Determining Novice and Expert Status in Human–Automation Interaction Through Hidden Markov Models

  • Anne French,
  • Mary L. Cummings,
  • Haibei Zhu,
  • Miroslav Pajic

DOI
https://doi.org/10.1080/08839514.2024.2402174
Journal volume & issue
Vol. 38, no. 1

Abstract

Read online

Detecting when operators achieve expert proficiency is critical for organizations that employ human–automation interaction (HAI) in operations, particularly in safety-critical settings. Training operators for complex systems demand substantial time and resources, necessitated by safety considerations and the expansive scale of these systems. Recognizing operator expertise becomes instrumental in resource optimization and training efficiency. This study explores a modeling framework for real-time analysis of HAI operator behavior and strategies.
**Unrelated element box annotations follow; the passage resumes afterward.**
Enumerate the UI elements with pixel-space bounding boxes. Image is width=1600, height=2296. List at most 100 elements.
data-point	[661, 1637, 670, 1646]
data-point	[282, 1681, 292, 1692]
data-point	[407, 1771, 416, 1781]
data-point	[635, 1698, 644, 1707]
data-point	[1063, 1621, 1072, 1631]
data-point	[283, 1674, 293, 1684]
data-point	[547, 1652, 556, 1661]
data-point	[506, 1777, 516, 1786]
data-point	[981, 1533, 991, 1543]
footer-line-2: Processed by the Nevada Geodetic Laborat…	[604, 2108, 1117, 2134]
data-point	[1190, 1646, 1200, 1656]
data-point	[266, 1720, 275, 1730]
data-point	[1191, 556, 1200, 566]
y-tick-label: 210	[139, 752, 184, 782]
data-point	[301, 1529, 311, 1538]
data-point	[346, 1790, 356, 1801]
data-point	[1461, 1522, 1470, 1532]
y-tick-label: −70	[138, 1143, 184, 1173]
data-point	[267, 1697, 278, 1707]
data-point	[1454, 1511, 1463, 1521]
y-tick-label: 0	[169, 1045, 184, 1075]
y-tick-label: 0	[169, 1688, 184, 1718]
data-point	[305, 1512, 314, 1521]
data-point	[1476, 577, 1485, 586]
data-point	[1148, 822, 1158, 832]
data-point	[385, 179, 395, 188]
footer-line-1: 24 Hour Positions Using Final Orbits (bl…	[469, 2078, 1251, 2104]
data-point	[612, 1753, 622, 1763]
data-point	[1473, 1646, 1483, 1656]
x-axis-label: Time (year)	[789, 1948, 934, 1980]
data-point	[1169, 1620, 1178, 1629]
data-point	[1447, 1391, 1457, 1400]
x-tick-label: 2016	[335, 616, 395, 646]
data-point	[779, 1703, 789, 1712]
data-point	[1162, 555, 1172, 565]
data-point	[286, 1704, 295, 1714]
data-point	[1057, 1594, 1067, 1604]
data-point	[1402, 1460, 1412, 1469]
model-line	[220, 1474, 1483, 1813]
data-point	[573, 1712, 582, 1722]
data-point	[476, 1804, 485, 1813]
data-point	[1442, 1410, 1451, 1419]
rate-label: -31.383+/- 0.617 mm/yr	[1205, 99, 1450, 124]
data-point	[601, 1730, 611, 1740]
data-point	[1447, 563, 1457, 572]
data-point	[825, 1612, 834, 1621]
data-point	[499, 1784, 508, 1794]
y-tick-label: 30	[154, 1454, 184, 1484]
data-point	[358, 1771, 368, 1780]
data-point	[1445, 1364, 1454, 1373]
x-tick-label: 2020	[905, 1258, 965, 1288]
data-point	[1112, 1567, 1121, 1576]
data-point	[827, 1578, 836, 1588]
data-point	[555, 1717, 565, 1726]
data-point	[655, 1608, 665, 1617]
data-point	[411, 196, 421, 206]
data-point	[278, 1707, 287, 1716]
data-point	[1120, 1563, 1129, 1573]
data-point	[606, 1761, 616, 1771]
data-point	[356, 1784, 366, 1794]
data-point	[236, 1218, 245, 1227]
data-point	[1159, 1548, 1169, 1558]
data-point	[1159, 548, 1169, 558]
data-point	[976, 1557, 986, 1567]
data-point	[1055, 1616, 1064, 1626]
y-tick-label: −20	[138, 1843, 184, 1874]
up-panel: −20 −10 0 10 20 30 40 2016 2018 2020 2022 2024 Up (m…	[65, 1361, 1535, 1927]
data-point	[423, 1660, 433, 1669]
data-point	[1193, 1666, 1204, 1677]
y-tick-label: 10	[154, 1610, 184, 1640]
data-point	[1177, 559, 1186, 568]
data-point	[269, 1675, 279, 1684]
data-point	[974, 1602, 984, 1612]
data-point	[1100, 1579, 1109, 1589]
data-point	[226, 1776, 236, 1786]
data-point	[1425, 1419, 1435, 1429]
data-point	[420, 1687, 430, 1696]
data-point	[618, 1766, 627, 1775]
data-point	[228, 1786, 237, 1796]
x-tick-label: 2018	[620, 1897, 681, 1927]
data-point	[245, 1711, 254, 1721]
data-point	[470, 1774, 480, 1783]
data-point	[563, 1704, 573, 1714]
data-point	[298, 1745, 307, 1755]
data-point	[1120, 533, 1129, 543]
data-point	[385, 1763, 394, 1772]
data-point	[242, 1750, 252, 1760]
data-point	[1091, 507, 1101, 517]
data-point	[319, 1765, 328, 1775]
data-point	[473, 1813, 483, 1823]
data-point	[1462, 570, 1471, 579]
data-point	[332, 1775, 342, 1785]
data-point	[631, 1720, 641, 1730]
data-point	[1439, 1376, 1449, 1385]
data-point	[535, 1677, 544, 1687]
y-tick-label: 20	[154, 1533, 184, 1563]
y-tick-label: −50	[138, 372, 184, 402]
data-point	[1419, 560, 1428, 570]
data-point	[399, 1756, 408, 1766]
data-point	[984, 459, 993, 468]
Proposing a departure from traditional assessments, the research advocates for leveraging hidden Markov models (HMMs) to provide a comprehensive portrayal of operator performance, facilitating a nuanced comparison of expert and novice strategies. Using data from a real-time strategy game, the paper details the development of HMMs and elucidates training and interface design implications. Results affirm the hypothesis that experts formulate more efficient strategies, reflected in HMMs with fewer hidden states compared to those describing novice behavior. This aligns with prior research emphasizing the organized nature of experts’ strategies. In-depth analysis delves into specific states, frequencies, and predominant strategies, revealing distinctions between experts’ offensive focus and novices’ emphasis on initial setup aspects of gameplay.